Commissioner Steve Troxler: U.S. Forest Service Grant Helps Protect Urban Ash Trees from Emerald Ash Borer

The N.C. Forest Service received a grant from the U.S. Forest Service that is being used to protect urban ash trees from the emerald ash borer, a highly destructive pest whose reach and threat to ash trees is becoming greater in the state.

  • In 2013, the first signs of emerald ash borers were found in North Carolina in Granville County, sparking serious concern for ash trees in the state. Further searching turned up the green metallic beetle in Person, Vance and Warren counties. It was detected in a tree stand in Wayne County in 2015.
  • Emerald ash borers are known to be highly destructive pests that have caused well documented devastation of forests in the northwest.

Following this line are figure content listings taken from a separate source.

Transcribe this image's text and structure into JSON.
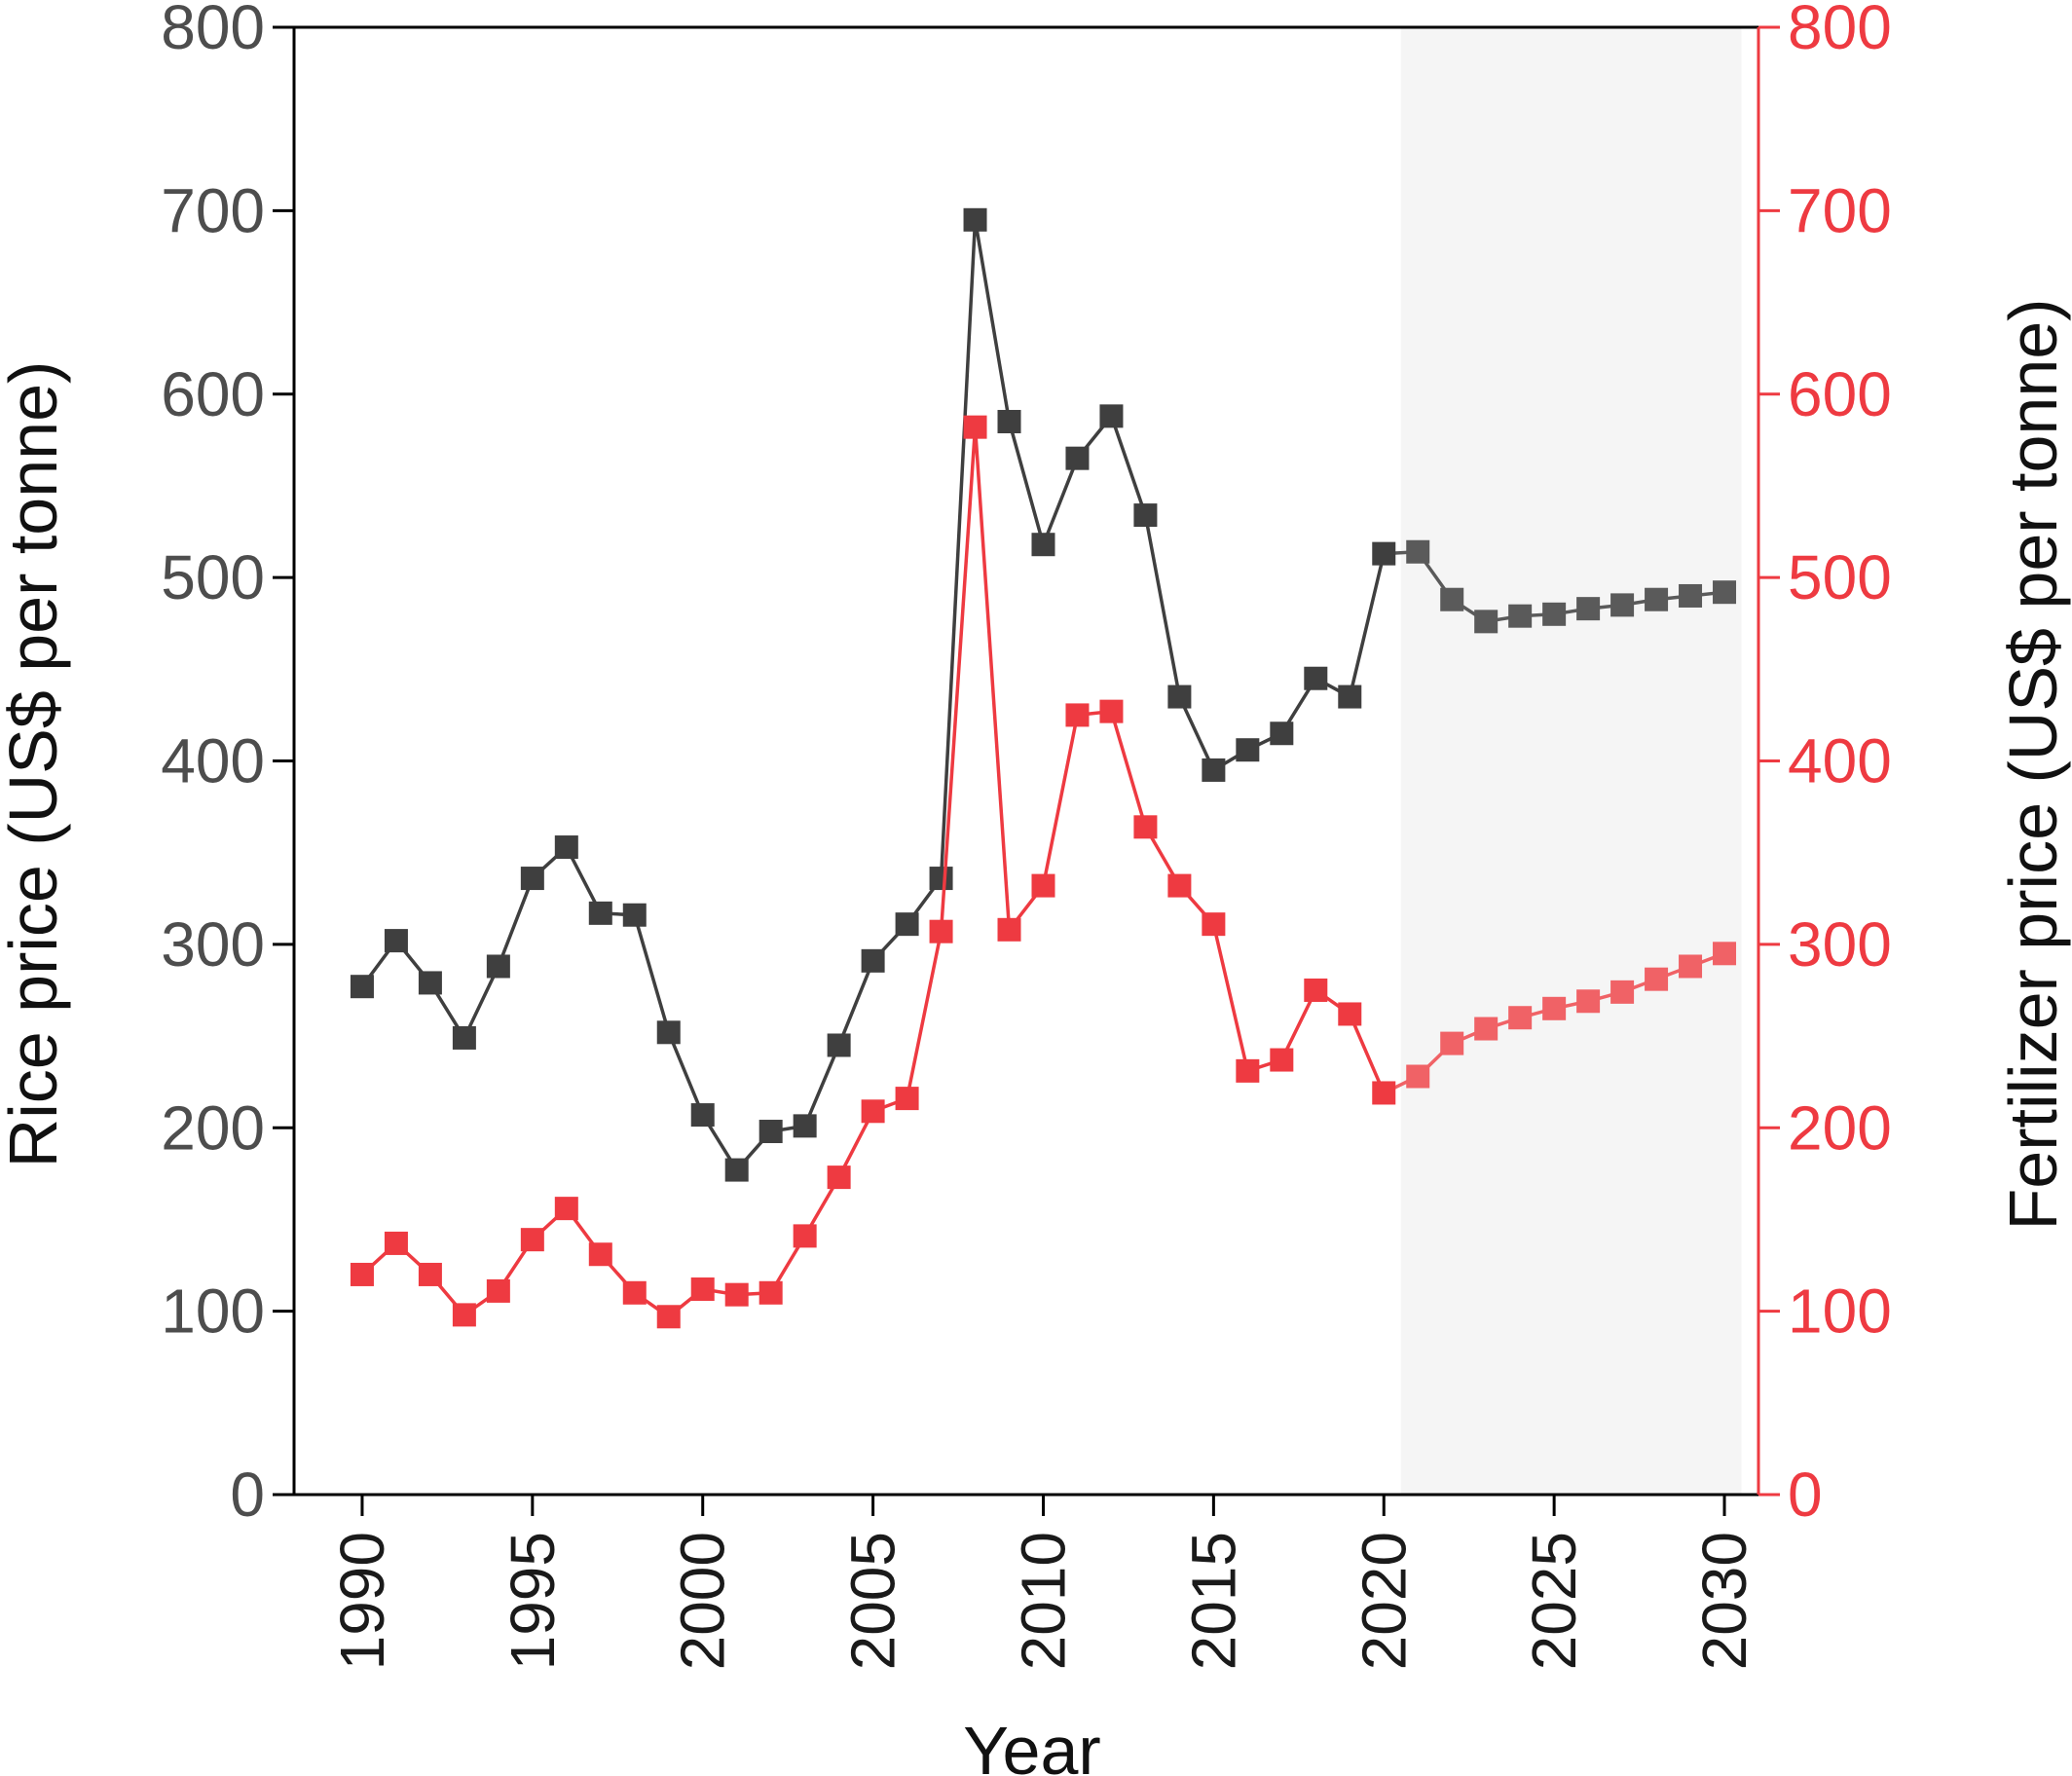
{
  "chart_data": {
    "type": "line",
    "xlabel": "Year",
    "ylabel": "Rice price (US$ per tonne)",
    "ylabel_right": "Fertilizer price (US$ per tonne)",
    "xlim": [
      1988,
      2031
    ],
    "ylim": [
      0,
      800
    ],
    "ylim_right": [
      0,
      800
    ],
    "x_ticks": [
      "1990",
      "1995",
      "2000",
      "2005",
      "2010",
      "2015",
      "2020",
      "2025",
      "2030"
    ],
    "y_ticks": [
      "0",
      "100",
      "200",
      "300",
      "400",
      "500",
      "600",
      "700",
      "800"
    ],
    "y_ticks_right": [
      "0",
      "100",
      "200",
      "300",
      "400",
      "500",
      "600",
      "700",
      "800"
    ],
    "grid": false,
    "projection_region": {
      "start": 2020.5,
      "end": 2030.5,
      "color": "#f5f5f5"
    },
    "colors": {
      "left_axis": "#4d4d4d",
      "right_axis": "#ee3a41"
    },
    "x": [
      1990,
      1991,
      1992,
      1993,
      1994,
      1995,
      1996,
      1997,
      1998,
      1999,
      2000,
      2001,
      2002,
      2003,
      2004,
      2005,
      2006,
      2007,
      2008,
      2009,
      2010,
      2011,
      2012,
      2013,
      2014,
      2015,
      2016,
      2017,
      2018,
      2019,
      2020,
      2021,
      2022,
      2023,
      2024,
      2025,
      2026,
      2027,
      2028,
      2029,
      2030
    ],
    "series": [
      {
        "axis": "left",
        "color": "#3f3f3f",
        "projection_color": "#5a5a5a",
        "values": [
          277,
          302,
          279,
          249,
          288,
          336,
          353,
          317,
          316,
          252,
          207,
          177,
          198,
          201,
          245,
          291,
          311,
          336,
          695,
          585,
          518,
          565,
          588,
          534,
          435,
          395,
          406,
          415,
          445,
          435,
          513,
          514,
          488,
          476,
          479,
          480,
          483,
          485,
          488,
          490,
          492
        ]
      },
      {
        "axis": "right",
        "color": "#ee3a41",
        "projection_color": "#f06266",
        "values": [
          120,
          137,
          120,
          98,
          111,
          139,
          156,
          131,
          110,
          97,
          112,
          109,
          110,
          141,
          173,
          209,
          216,
          307,
          582,
          308,
          332,
          425,
          427,
          364,
          332,
          311,
          231,
          237,
          275,
          262,
          219,
          228,
          246,
          254,
          260,
          265,
          269,
          274,
          281,
          288,
          295
        ]
      }
    ]
  }
}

  • Initially, it was only found in a few counties, but today the emerald ash borer has been found in 36 of the state’s 100 counties.
  • Ash trees have been popular choices in urban settings so it is very likely that you may find a canopy of ash trees down many main streets in our cities. Unfortunately, the emerald ash borer has been found within five miles of Charlotte, Raleigh, Greensboro, Winston-Salem, Durham and Asheville, posing a serious threat to these trees.

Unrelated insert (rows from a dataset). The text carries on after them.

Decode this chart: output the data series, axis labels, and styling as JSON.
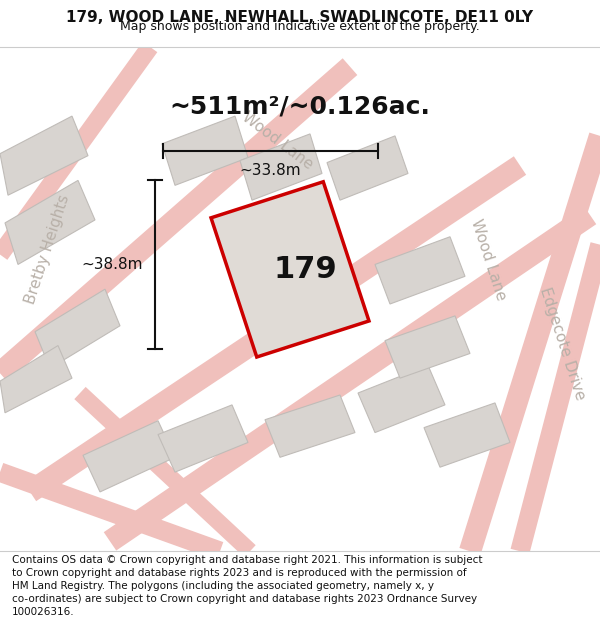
{
  "title": "179, WOOD LANE, NEWHALL, SWADLINCOTE, DE11 0LY",
  "subtitle": "Map shows position and indicative extent of the property.",
  "area_label": "~511m²/~0.126ac.",
  "plot_number": "179",
  "dim_width": "~33.8m",
  "dim_height": "~38.8m",
  "footer_lines": [
    "Contains OS data © Crown copyright and database right 2021. This information is subject",
    "to Crown copyright and database rights 2023 and is reproduced with the permission of",
    "HM Land Registry. The polygons (including the associated geometry, namely x, y",
    "co-ordinates) are subject to Crown copyright and database rights 2023 Ordnance Survey",
    "100026316."
  ],
  "map_bg": "#f0eeec",
  "plot_fill": "#e0dbd6",
  "plot_border": "#cc0000",
  "road_color": "#f0c0bc",
  "building_fill": "#d8d4d0",
  "building_border": "#c0bcb8",
  "dim_line_color": "#111111",
  "street_label_color": "#b8b0a8",
  "title_fontsize": 11,
  "subtitle_fontsize": 9,
  "area_fontsize": 18,
  "plot_num_fontsize": 22,
  "footer_fontsize": 7.5
}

  • Our department received a grant from the U.S. Forest Service that we are using to help protect urban trees, particularly those of historical or recreational value in high-visibility urban areas.
  • The Ash Protection Program primarily helps municipalities treat urban ash trees with a pesticide that protects the tree from emerald ash borers for two to three years. The pesticide is injected into the base of the tree for the initial protection, with the option of extending the protection with a booster application later.
  • This year, we funded the first round of projects, which included the cities of Charlotte, Greensboro, Henderson and Salisbury, the town of Matthews, the Society for the Preservation of Historic Oakwood in Raleigh and the Arthur Morgan School in Burnsville.
  • Altogether, 201 urban ash trees were treated in 2018 through this program.
  • The emerald ash borers are a quarter- to a half-inch long and are slender and metallic green. The adult beetles begin to emerge from May to June, so they can be seen in the summer months.
  • When the adults emerge from a tree, they leave behind a D-shaped exit hole. The larvae can also create serpentine tunneling marks, known as feeding galleries, which are found under the bark of the infested trees.
  • I hope we are able to continue the urban program for several more years, because this insect is a real threat to ash trees across the state.